The bap is the soft option, and that is the entire reason the sausage goes into one. A bap is a round white roll with a yielding crumb and a thin, dusty bloom of flour across the top, baked to be pillowy rather than crusty. It tears where a stiffer roll would crack, and pressed with a thumb it gives and then slowly comes back. That surrender is exactly the behaviour you want under a couple of fried British bangers: the sausage is the constant every region agrees on, and the bap is the variable that names and defines this version of the sandwich. The word also carries a register. A sausage bap is the term you reach for at a café counter or a Sunday-morning kitchen, soft in the mouth and soft as a phrase, where the same sausages in folded slices would be a butty and somewhere a few counties away a barm or a cob.

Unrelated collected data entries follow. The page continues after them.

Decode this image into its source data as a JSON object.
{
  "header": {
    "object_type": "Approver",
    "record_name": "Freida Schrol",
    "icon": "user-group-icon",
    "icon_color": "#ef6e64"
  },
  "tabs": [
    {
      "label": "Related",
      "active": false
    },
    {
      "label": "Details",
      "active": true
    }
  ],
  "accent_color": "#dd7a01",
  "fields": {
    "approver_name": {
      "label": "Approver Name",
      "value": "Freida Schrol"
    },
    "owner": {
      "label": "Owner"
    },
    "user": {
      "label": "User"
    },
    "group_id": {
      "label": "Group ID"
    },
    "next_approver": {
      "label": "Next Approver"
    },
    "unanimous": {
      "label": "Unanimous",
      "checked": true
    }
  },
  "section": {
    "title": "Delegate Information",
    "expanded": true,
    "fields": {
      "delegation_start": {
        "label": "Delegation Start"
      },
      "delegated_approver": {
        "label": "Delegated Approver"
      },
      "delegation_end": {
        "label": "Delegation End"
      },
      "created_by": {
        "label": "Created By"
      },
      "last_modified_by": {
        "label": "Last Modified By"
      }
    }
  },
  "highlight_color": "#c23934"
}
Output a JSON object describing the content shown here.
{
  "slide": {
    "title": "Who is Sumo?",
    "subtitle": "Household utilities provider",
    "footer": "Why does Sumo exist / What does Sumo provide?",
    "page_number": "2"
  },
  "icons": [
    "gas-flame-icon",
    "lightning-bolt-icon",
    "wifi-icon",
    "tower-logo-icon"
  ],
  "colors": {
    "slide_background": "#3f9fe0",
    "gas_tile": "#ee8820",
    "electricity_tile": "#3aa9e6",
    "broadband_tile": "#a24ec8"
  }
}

What the bap does well is take on rendered fat without falling apart. A pork sausage fried until the casing has burnished and the inside has set carries a film of hot fat that has to go somewhere. A baguette would shatter under it and a heavily crusted roll would resist it; the bap drinks a measured amount into its lower crumb, turns slightly dense and rich there, and holds the rest rather than letting it run down a wrist. The build is plain because it can afford to be: the bap is buttered to the edges while still cool so the fat does not soak straight through, the sausages are split lengthways and laid flat so they sit stable and do not roll out on the first bite, and the sauce, brown or red, goes inside against the meat rather than on top where it would run. The flour on the lid stays dry and faintly chalky against the lip while the base has gone soft and saturated, and that two-texture contrast across one small roll is the appeal.
The same sandwich answers to other bread words a few counties in any direction. Folded soft slices instead of a round roll make it a sausage butty; in Lancashire the roll is a barm, across the East Midlands a cob, around Liverpool and Coventry a batch. The fillings stretch the same way the bread words do: a fried egg with a yolk to be managed, fried onions for a sweet counter, the leftover-mash version that beds the sausages on something soft. Each of those deserves its own article rather than being crowded in here.